Thursday 3 August 2017

Anxiety

I am posting today about Anxiety. And how it affects me every single day. And what I do to help relieve some of it in my day to day life.

I have social and generalised anxiety, And it does affect me every single day. I find going out around people and having to socialise difficult. It means that going to supermarkets and places that are going to be busy and crowded hard. I panic if I cannot find the people I am supposed to be with, I hate loosing my mum in the supermarket(I think this comes from me being lost when I was little) I even hate having to lock doors in the loo. My anxiety is even bad travelling. I get over this though with having my headphones in and distracting myself. I also make sure I have my water with me. I like when the bus is not busy as I have plenty of room to make sure I am not crushed.

I also make sure I never drink coffee when I am out or working as it sends my heart crazy. I am on beta-blockers and they do help. I get really really bad anxiety at work. My manager is great and I am allowed to get some water and take a few minutes out if I need it. I have learnt some breathing to help me as well. But I hate how it affects me daily and I wish it would go away.

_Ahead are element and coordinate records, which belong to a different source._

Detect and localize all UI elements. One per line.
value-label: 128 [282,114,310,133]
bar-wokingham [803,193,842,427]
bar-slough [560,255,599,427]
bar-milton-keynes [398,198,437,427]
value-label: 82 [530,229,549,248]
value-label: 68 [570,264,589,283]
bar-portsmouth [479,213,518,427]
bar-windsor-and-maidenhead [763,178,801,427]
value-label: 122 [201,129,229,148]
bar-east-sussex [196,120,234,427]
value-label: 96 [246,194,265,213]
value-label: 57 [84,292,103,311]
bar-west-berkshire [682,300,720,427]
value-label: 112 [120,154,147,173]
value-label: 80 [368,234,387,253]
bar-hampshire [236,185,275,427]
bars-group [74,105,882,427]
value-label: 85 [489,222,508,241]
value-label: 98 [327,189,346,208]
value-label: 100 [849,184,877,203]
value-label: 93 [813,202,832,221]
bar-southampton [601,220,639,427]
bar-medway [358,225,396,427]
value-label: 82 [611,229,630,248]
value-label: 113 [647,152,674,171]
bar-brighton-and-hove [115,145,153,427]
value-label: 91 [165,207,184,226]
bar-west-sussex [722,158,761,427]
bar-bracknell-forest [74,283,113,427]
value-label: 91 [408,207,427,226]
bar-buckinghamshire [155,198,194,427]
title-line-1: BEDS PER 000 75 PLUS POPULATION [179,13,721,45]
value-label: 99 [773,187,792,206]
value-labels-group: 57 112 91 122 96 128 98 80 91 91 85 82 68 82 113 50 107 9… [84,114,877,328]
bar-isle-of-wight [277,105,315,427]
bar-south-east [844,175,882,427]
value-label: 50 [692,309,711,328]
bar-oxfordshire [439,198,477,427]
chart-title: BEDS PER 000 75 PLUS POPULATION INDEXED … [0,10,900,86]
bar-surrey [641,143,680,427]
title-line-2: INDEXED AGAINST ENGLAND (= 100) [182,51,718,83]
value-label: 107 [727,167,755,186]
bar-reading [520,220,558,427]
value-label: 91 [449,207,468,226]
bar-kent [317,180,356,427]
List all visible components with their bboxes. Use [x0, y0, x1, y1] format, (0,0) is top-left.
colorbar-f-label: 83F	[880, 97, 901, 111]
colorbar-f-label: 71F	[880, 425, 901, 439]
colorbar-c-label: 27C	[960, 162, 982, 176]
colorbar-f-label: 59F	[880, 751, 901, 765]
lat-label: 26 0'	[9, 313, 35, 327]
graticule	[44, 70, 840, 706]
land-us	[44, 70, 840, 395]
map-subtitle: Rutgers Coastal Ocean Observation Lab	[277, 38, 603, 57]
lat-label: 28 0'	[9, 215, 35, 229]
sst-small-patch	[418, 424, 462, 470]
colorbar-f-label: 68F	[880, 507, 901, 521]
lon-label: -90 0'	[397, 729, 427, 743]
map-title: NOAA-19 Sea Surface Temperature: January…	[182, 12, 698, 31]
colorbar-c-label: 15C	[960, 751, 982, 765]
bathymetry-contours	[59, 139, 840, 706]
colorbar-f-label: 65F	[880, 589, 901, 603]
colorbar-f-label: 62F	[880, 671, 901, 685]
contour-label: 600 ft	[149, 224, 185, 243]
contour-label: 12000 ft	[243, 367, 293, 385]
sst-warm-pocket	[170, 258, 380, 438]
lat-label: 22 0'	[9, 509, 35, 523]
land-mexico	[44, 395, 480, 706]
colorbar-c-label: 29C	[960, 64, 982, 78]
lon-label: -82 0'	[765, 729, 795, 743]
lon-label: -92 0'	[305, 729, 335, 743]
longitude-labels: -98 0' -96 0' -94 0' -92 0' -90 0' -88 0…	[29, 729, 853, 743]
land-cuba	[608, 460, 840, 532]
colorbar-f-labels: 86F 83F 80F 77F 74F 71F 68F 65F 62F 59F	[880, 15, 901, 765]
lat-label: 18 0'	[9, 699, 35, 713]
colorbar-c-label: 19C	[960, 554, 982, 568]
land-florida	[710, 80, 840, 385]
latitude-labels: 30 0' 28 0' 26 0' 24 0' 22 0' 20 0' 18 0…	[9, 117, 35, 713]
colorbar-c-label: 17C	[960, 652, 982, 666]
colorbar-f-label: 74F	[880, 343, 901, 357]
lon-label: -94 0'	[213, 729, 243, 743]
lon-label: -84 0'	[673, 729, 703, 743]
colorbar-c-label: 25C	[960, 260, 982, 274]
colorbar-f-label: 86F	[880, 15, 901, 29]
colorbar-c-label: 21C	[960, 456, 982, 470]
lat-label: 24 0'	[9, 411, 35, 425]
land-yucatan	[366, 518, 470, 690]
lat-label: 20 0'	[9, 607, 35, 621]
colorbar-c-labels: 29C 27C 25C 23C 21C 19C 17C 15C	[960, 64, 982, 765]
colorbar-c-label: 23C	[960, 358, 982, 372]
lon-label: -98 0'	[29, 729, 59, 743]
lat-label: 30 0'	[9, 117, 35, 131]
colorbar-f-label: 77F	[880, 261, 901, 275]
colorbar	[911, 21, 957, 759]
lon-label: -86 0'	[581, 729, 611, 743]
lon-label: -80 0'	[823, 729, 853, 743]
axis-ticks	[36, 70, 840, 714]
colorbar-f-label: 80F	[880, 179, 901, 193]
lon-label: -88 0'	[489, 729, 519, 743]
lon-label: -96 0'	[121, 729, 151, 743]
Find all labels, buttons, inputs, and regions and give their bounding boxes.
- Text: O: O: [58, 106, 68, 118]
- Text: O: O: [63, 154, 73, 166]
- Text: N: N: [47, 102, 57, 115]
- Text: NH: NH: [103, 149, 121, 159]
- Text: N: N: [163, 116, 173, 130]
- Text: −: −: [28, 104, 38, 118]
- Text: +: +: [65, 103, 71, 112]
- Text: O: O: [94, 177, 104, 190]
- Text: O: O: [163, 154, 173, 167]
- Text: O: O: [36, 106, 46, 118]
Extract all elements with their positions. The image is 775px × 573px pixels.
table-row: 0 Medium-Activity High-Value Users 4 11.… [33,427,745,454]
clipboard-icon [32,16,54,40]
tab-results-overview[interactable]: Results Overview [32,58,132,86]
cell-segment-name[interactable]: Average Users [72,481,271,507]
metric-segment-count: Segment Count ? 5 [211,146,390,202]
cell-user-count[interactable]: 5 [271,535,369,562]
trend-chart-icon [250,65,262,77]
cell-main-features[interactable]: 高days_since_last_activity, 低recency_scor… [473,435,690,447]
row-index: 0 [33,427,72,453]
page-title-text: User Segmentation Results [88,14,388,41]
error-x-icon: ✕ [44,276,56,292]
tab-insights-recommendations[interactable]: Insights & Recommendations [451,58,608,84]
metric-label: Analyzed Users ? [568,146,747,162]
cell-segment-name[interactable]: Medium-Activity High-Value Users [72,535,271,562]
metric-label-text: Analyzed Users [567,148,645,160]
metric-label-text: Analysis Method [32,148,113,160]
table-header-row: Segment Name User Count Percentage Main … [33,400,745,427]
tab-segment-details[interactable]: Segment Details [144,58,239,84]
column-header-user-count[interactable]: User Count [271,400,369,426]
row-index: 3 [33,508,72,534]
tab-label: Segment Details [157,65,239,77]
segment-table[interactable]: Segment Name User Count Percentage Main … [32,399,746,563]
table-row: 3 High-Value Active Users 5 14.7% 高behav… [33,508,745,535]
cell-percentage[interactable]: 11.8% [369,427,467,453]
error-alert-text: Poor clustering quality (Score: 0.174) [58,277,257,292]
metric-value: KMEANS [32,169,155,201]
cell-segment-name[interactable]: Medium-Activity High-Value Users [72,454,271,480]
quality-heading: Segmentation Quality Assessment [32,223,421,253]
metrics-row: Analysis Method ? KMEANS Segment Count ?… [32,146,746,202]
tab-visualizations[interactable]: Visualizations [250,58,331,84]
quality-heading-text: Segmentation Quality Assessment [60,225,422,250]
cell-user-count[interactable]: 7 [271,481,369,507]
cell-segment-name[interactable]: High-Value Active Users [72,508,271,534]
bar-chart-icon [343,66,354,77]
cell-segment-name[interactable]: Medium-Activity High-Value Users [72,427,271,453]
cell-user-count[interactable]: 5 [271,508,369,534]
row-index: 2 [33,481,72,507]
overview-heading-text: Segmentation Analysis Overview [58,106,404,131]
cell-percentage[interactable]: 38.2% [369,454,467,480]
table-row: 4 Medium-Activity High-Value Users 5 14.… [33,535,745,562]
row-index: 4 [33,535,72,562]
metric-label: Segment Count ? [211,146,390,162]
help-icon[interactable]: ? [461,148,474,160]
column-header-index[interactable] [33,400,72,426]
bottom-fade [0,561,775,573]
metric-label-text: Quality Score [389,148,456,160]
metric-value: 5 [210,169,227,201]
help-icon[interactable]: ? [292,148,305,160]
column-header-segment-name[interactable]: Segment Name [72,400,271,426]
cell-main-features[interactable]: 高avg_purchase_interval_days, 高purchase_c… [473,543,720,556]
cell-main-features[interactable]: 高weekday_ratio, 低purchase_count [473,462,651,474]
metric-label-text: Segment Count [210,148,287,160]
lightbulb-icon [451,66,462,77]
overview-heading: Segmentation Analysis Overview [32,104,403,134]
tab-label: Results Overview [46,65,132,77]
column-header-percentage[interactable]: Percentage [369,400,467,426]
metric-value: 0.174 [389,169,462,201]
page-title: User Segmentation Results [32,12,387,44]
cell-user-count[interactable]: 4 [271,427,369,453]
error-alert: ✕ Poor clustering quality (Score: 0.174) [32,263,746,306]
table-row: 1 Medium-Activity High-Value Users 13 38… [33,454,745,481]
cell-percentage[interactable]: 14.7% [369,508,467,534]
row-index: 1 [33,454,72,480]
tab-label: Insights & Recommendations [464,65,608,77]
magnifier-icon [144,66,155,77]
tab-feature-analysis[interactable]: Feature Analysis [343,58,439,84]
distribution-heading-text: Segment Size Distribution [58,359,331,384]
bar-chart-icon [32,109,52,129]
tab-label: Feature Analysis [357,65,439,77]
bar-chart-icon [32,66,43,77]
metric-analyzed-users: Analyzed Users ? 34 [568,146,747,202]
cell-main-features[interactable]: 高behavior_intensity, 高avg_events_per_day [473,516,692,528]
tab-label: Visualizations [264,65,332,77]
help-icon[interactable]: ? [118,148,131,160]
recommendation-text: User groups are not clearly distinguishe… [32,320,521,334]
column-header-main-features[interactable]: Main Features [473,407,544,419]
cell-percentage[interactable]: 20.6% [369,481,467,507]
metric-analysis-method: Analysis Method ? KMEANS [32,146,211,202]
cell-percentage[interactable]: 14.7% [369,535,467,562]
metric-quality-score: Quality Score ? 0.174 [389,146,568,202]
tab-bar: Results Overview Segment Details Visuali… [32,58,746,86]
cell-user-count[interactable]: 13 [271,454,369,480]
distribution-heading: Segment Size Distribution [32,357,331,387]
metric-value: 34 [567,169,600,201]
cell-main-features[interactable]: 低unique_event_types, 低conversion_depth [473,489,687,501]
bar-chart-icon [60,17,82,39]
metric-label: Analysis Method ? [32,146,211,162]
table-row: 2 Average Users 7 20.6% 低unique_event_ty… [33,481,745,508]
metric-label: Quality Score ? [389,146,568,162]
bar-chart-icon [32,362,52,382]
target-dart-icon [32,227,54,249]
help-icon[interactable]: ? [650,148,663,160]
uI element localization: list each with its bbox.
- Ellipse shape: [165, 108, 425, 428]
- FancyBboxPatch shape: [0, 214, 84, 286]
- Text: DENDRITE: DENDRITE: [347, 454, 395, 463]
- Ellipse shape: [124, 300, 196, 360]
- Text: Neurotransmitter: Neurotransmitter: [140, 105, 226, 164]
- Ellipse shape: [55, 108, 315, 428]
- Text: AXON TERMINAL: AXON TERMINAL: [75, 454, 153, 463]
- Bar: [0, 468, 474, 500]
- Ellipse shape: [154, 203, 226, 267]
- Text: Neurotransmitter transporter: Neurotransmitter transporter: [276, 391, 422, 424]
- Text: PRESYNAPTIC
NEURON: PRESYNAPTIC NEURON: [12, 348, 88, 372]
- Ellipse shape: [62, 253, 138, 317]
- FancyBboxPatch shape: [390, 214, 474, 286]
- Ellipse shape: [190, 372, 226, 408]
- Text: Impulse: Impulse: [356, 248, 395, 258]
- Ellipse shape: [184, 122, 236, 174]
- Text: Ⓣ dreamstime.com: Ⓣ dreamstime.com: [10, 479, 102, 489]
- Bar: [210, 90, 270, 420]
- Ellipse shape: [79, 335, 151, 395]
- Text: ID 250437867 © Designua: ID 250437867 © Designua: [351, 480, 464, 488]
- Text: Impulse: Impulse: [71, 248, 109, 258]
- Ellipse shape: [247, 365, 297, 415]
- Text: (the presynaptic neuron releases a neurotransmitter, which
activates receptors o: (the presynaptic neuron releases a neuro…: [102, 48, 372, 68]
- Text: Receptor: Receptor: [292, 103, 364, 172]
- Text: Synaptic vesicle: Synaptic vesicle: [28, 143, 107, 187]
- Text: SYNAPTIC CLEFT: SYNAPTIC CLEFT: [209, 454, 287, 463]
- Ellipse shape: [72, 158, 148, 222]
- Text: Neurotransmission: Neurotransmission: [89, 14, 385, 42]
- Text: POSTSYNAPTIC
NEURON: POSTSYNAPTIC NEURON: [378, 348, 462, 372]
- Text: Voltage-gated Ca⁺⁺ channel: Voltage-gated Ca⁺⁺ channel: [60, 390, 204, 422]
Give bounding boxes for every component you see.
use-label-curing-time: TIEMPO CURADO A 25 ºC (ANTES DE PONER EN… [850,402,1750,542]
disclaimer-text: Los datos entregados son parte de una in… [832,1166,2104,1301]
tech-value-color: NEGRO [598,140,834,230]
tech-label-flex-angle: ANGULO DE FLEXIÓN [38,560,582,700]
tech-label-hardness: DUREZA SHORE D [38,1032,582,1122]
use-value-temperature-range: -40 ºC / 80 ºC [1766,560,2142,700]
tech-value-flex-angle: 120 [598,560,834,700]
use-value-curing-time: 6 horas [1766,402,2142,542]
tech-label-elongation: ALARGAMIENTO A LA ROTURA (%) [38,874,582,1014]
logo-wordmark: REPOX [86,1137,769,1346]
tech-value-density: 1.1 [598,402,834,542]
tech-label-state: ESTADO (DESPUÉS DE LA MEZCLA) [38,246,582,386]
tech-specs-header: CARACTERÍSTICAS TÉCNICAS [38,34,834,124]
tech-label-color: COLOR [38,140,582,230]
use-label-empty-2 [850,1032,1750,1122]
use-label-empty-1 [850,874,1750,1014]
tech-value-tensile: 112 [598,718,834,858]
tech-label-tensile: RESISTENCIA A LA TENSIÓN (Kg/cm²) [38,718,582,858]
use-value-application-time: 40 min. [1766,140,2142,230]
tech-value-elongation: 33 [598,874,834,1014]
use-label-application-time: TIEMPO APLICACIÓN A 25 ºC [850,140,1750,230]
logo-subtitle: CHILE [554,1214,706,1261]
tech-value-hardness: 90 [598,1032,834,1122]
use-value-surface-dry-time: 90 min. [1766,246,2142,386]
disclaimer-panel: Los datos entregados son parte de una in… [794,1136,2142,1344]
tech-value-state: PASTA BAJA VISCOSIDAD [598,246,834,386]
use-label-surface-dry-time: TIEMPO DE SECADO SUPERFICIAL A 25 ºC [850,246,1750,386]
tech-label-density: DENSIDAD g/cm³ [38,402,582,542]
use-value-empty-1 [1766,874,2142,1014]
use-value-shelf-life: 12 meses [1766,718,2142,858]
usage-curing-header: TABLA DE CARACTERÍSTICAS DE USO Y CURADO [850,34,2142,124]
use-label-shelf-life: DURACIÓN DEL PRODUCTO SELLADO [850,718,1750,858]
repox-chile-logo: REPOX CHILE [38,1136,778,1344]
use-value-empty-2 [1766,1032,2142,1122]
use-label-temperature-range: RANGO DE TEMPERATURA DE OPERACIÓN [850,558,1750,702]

I also have separation anxiety, I hate being away from home. I don't do well when I have to go away and I have some big trips coming soon. I would love some tips from people if they have any. I have cancelled many events because I cannot bring myself to go and be away from home and also I panic about what will happen. But I am not going to let it beat me this time as next month is someone I am a big fan of and I am not missing it for nothing.

Does anyone have any app ideas I can download on my phone? I always have my phone with me so I can download stuff on my phone to distract me. I have kindle so I can read. But I wondered if anyone knows any other good anxiety apps.